Forecast of revenue, expenses and operating capital requirements
It’s no secret that you will need capital — money — to launch your new business. In fact, many entrepreneurs struggle to get their businesses off the ground because they’re unable to secure adequate funding. The good news is that billions of dollars are available to fund small business ventures like yours. Before you begin the process of securing capital, you will need a written business plan that defines your business, management team, market, products and services, competitive advantage and the financial forecast and analysis that determines the proper amount and type of financing.
Commercial lenders will almost always ask for a forecast of revenue, expenses and operating capital requirements.

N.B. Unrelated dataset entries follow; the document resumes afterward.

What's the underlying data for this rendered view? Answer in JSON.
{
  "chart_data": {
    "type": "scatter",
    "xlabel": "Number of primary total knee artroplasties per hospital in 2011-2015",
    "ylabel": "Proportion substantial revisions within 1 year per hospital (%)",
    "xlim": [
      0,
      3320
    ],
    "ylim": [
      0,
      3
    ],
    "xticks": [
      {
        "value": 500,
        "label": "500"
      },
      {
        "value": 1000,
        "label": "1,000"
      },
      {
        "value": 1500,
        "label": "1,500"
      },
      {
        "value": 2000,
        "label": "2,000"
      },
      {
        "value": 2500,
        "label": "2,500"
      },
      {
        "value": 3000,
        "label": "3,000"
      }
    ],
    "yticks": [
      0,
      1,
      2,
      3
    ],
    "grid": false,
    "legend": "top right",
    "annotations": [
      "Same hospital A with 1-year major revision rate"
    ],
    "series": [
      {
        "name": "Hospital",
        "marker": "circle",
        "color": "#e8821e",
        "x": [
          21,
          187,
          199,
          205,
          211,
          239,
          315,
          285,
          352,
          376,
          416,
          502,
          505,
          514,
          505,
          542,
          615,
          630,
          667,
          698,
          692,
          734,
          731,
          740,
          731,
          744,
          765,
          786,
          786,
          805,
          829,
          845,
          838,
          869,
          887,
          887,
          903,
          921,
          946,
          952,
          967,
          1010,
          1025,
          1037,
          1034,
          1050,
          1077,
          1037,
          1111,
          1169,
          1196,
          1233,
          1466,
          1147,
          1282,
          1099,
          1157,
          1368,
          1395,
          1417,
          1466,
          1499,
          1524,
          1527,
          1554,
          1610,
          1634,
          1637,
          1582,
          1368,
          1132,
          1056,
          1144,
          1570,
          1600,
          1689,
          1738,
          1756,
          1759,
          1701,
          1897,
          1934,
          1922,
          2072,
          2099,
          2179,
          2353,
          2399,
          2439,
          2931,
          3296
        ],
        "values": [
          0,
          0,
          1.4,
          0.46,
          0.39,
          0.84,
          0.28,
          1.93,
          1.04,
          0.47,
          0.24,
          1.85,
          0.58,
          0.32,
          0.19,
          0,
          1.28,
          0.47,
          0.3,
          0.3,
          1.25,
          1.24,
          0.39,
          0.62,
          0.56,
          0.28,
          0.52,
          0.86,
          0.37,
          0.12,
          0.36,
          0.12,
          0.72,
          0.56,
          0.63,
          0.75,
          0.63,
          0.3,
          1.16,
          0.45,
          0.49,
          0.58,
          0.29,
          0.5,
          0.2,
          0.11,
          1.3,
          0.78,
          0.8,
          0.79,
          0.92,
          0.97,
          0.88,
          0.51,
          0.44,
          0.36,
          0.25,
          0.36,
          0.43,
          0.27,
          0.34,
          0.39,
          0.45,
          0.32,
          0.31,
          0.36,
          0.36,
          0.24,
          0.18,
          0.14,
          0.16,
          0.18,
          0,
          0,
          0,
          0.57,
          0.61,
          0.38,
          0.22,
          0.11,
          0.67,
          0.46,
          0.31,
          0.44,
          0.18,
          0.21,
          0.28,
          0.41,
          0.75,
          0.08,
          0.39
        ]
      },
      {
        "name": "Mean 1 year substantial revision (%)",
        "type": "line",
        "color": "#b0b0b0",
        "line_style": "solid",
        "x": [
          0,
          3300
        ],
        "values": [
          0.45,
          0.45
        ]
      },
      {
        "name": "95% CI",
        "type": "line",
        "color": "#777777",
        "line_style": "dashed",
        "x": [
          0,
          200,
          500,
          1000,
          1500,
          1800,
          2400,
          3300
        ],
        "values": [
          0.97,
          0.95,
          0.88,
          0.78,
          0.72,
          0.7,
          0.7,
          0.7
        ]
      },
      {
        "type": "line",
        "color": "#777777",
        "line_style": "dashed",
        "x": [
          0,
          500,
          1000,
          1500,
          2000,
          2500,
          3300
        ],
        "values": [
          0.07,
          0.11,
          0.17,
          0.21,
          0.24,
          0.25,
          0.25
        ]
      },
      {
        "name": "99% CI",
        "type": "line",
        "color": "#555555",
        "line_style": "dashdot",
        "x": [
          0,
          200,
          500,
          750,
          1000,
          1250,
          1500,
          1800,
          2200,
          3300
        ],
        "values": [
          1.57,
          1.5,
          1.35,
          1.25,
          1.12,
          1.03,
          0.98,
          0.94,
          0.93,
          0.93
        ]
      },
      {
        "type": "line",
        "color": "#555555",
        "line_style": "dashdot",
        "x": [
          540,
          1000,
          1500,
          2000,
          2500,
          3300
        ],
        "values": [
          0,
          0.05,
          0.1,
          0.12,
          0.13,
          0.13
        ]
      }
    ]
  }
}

List, on a monthly basis, projected sales revenue based on your market research and marketing plan. Be sure to include the assumptions on which your sales projection is based and build your forecast out at least 36 months from your launch date. For businesses that have longer development cycles, you may need to forecast up to 60 or even 72 months. Forecasts beyond 72 months, however, generally are impractical because of changing market conditions. To determine monthly cash inflows, your revenue forecast should be broken down by cash sales (including credit card sales) and credit sales (sales made on trade terms) because days of accounts receivable outstanding will be a key input to determine operating capital needed. Now compile a list of monthly expenses, including product costs, salaries, rent, utilities, insurance, software subscriptions, travel, interest on loans, credit card processing fees and any other significant expenses (except depreciation). To forecast your cash outflows, add to your monthly expenses any non-financed fixed asset purchases, product purchases that remain in inventory and principal payments on loans. The difference between your monthly cash inflows and your monthly cash outflows will determine how much operating capital you will need until you reach a positive cash flow position or break-even point. This process is known as cash flow forecasting.